Zykadia (ceritinib) is used for the treatment of patients with ALK+ metastatic NSCLC who have progressed on or are intolerant to crizotinib, while Opdivo, a human PD-1 immune checkpoint inhibitor, binds to the PD-1 (programmed death-1) receptor expressed on activated T-cells, allowing them to mount an efficient anti-tumoral response.
Both INC280, a strong c-MET receptor tyrosine kinase inhibitor, and EGF816, an EGFR tyrosine kinase inhibitor active against T790 mutations, are investigational compounds whose safety and efficacy has not yet been established, as such, both drugs are currently being tested in several Phase I/II NSCLC clinical trials.
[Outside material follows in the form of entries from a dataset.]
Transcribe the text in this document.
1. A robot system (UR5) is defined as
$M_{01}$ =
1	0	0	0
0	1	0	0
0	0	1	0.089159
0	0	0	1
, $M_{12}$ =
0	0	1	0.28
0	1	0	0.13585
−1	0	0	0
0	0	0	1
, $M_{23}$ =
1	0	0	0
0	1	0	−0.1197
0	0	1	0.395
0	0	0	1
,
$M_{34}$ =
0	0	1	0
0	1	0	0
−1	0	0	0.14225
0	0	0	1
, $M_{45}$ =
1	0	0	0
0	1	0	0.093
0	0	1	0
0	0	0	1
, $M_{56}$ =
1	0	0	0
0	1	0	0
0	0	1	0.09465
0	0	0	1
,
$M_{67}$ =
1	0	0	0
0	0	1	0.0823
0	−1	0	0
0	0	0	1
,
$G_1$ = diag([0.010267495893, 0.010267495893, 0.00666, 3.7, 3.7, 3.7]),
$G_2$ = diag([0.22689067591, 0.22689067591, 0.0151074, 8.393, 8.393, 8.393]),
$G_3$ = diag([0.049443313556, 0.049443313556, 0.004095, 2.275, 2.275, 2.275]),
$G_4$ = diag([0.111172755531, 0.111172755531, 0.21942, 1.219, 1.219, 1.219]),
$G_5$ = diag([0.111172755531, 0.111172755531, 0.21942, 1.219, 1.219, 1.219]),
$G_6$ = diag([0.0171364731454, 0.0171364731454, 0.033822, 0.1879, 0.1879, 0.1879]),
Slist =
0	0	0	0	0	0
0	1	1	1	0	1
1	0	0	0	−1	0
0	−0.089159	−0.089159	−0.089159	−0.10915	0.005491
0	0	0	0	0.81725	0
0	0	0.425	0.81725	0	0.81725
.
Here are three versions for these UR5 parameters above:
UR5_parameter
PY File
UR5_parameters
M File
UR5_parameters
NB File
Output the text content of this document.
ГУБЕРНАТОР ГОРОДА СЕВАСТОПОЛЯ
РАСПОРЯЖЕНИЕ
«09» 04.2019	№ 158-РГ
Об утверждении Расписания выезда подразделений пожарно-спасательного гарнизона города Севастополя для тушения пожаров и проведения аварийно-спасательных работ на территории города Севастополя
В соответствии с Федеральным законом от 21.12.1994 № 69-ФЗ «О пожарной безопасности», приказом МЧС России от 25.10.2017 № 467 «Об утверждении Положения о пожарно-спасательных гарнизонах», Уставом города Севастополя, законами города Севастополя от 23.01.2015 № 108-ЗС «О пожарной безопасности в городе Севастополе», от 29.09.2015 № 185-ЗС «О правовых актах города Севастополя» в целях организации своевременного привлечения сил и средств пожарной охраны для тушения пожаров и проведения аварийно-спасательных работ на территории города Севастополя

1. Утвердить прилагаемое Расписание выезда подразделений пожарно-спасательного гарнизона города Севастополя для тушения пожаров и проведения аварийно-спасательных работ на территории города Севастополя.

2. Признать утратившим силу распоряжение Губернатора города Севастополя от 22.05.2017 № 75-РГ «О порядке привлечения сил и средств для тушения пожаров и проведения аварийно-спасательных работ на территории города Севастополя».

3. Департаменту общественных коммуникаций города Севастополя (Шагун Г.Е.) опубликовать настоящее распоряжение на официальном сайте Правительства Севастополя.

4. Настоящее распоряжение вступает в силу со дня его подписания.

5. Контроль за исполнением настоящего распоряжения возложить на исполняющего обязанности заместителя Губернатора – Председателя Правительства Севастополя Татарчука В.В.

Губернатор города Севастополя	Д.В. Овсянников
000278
Novartis will conduct both studies, and while one will assess the combination of Opdivo with Zykadia, the other will evaluate Opdivo with either INC280 or EGF816.
The company has been committed in developing its immunotherapy arm, with the acquisition of CoStim Pharmaceuticals Inc. earlier this year extending its programs concerning specific oncogenic targets, such as PD-1. Furthermore, through its collaboration with the University of Pennsylvania, the company is actively exploring the potential of chimeric antigen receptor (CAR) T cell technologies in the treatment of several types of tumors.